McGovern answered, "Well, nobody thinks that war is a lovely affair. It is humanity at its worst, it's a breakdown of normal communication, and it is a very savage enterprise. But on the other hand there are issues that sometimes must be decided by warfare after all else fails...I thought Adolf Hitler was a madman who had to be stopped.

"So, my answer to your question is no. I don't regret bombing strategic targets in Austria. I do regret the damage that was done to innocent people. And there was one bomb I've regretted all these years."

The reporter snapped that up. "Tell us about it."

McGovern told her about the bomb that had stuck in the bomb bay door and had to be jettisoned, on March 14, 1945. "To my sorrow it hit a peaceful little Austrian farmyard at high noon and maybe led to the death of some people in that family. I regret that all the more because it was the day I learned my wife had given birth to our first child and the thought went through my mind then and on many, many days since then, that we brought a young baby into the world and probably killed someone else's baby or children."

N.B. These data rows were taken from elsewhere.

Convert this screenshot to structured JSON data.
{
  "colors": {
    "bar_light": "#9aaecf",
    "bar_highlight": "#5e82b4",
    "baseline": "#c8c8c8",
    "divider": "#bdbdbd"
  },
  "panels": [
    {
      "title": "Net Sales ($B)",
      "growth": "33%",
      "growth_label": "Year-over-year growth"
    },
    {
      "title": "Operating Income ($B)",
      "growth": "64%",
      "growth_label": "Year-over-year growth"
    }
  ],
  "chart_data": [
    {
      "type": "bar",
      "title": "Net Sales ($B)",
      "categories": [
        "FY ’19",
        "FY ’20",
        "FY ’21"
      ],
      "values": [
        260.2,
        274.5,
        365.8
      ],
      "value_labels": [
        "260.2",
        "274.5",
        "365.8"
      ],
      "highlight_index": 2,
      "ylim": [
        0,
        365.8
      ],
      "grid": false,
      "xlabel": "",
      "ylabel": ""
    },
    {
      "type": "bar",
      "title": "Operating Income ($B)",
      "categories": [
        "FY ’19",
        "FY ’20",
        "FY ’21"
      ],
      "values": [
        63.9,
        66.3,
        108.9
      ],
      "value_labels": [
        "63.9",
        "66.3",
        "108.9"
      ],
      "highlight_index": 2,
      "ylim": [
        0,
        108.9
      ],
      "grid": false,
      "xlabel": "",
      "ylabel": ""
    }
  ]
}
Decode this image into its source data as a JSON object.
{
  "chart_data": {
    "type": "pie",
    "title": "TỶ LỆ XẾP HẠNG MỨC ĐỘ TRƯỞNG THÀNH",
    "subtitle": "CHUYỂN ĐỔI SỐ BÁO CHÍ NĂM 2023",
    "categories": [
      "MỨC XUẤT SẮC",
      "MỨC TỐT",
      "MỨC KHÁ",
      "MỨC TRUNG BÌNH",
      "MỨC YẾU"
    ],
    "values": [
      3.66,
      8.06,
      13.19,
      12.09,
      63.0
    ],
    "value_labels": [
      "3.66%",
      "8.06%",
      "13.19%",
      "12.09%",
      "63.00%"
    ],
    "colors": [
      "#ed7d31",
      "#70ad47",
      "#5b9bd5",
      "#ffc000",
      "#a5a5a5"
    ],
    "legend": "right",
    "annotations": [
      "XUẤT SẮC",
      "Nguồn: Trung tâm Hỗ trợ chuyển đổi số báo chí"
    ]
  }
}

When the documentary appeared on Austrian TV, the station received a call from an Austrian farmer. He said he had seen and heard McGovern. he knew it was his farm that was hit, because it was high noon on a clear day and exactly as McGovern described the incident.

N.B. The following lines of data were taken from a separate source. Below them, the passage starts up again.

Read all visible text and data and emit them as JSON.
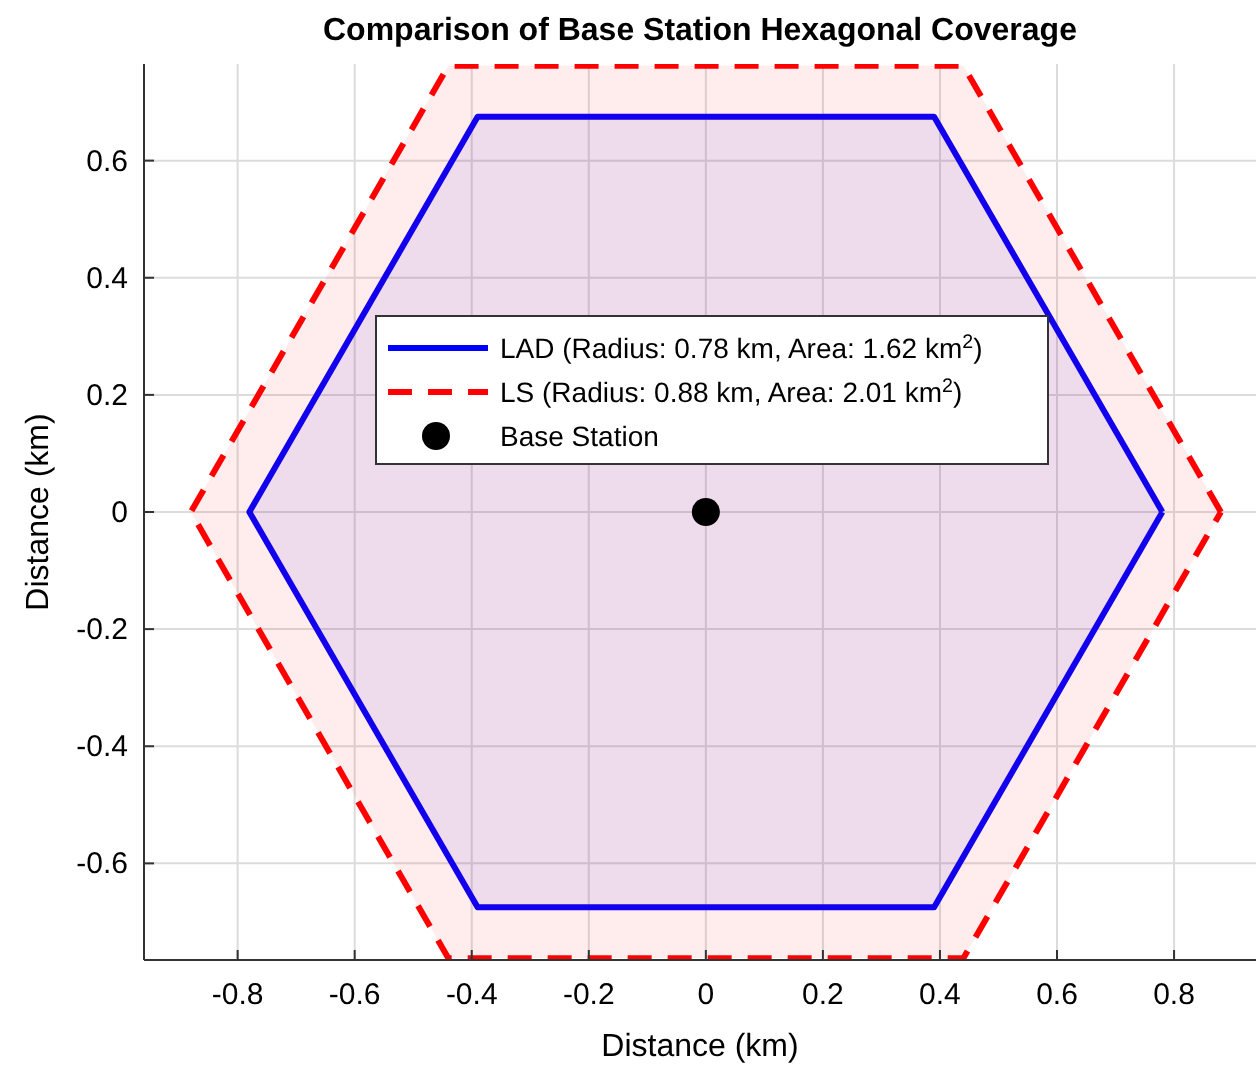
{
  "chart_data": {
    "type": "area",
    "title": "Comparison of Base Station Hexagonal Coverage",
    "xlabel": "Distance (km)",
    "ylabel": "Distance (km)",
    "xlim": [
      -0.96,
      0.94
    ],
    "ylim": [
      -0.765,
      0.765
    ],
    "xticks": [
      -0.8,
      -0.6,
      -0.4,
      -0.2,
      0,
      0.2,
      0.4,
      0.6,
      0.8
    ],
    "yticks": [
      -0.6,
      -0.4,
      -0.2,
      0,
      0.2,
      0.4,
      0.6
    ],
    "grid": true,
    "legend": "top",
    "series": [
      {
        "name": "LAD (Radius: 0.78 km, Area: 1.62 km$^{2}$)",
        "color": "#0000ff",
        "line_style": "solid",
        "x": [
          0.78,
          0.39,
          -0.39,
          -0.78,
          -0.39,
          0.39,
          0.78
        ],
        "values": [
          0,
          0.675,
          0.675,
          0,
          -0.675,
          -0.675,
          0
        ]
      },
      {
        "name": "LS (Radius: 0.88 km, Area: 2.01 km$^{2}$)",
        "color": "#ff0000",
        "line_style": "dashed",
        "x": [
          0.88,
          0.44,
          -0.44,
          -0.88,
          -0.44,
          0.44,
          0.88
        ],
        "values": [
          0,
          0.762,
          0.762,
          0,
          -0.762,
          -0.762,
          0
        ]
      },
      {
        "name": "Base Station",
        "type": "scatter",
        "marker": "circle",
        "color": "#000000",
        "x": [
          0
        ],
        "values": [
          0
        ]
      }
    ]
  }
}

"I want you to tell him," the man went on, "that no matter what other Austrians think, I despised Adolf Hitler. We did see the bomber coming. I got my wife and children out of the house and we hid in a ditch and no one was hurt. And because of our attitude about Hitler, I thought at the time that if bombing our farm reduced the length of that war by one hour or one minute, it was well worth it."

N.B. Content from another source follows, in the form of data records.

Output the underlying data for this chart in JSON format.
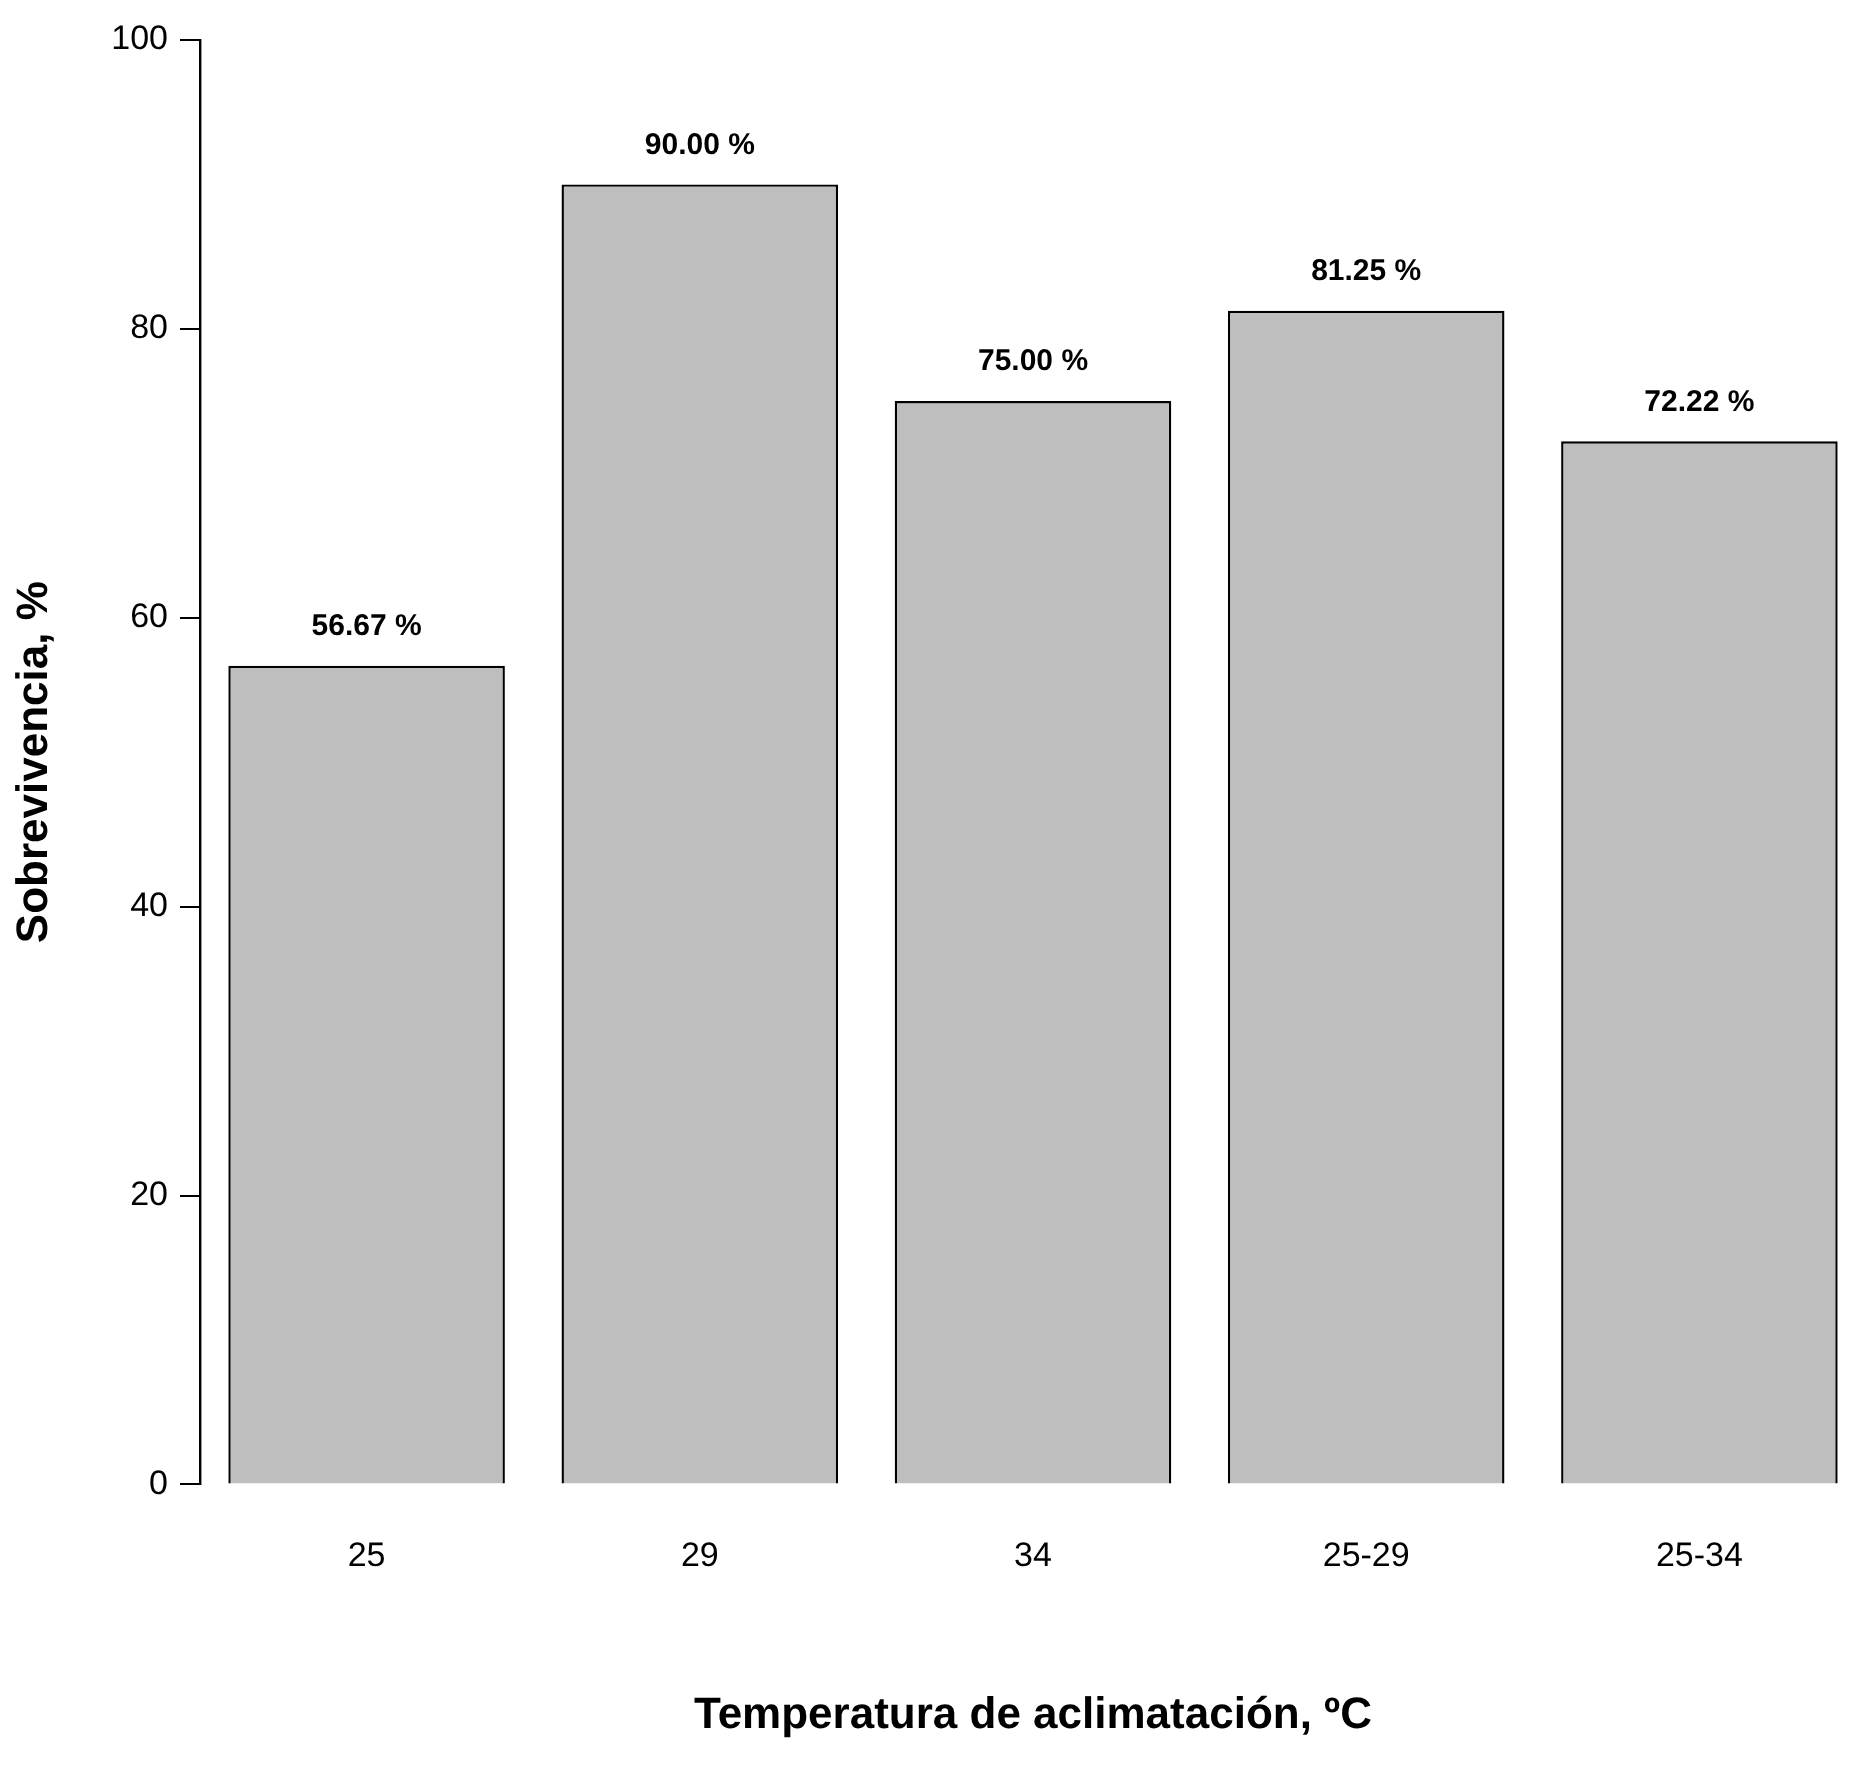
{
  "chart_data": {
    "type": "bar",
    "xlabel": "Temperatura de aclimatación, ºC",
    "ylabel": "Sobrevivencia, %",
    "categories": [
      "25",
      "29",
      "34",
      "25-29",
      "25-34"
    ],
    "values": [
      56.67,
      90.0,
      75.0,
      81.25,
      72.22
    ],
    "value_labels": [
      "56.67 %",
      "90.00 %",
      "75.00 %",
      "81.25 %",
      "72.22 %"
    ],
    "color": "#bebebe",
    "ylim": [
      0,
      100
    ],
    "yticks": [
      0,
      20,
      40,
      60,
      80,
      100
    ]
  }
}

The television station called McGovern and told him what the farmer had said. For McGovern, it was "an enormous release and gratification. It seemed to just wipe clean a slate."

3 comments:

Anonymous said...

Quite a story. I bet McGovern was relieved. Too many Austrians cheered when the Germans took over in 1938. I talked to the German pilot who was sent to Vienna as the Germans crossed the border. at the Vienna airport they were cheering. This fellow later became Lufthansa's Chief Pilot. That attitude in Austria was probably why the farmer spoke the way he did.

LittlePig said...

Wow. This was exactly the story I thinking about when I heard he had passed on. I think he told the story to Terry Gross at some point - I know I've heard it but never read it.

Thanks much!

Sharon said...

I just finished reading The Wild Blue when I read that McGovern had entered hospice. He was a very brave fellow and modest, too. He was all of 21 when he flew 35 bomber missions during the war and his crew had complete confidence in him. He had to grow up very fast -- as so many soldiers did in those times.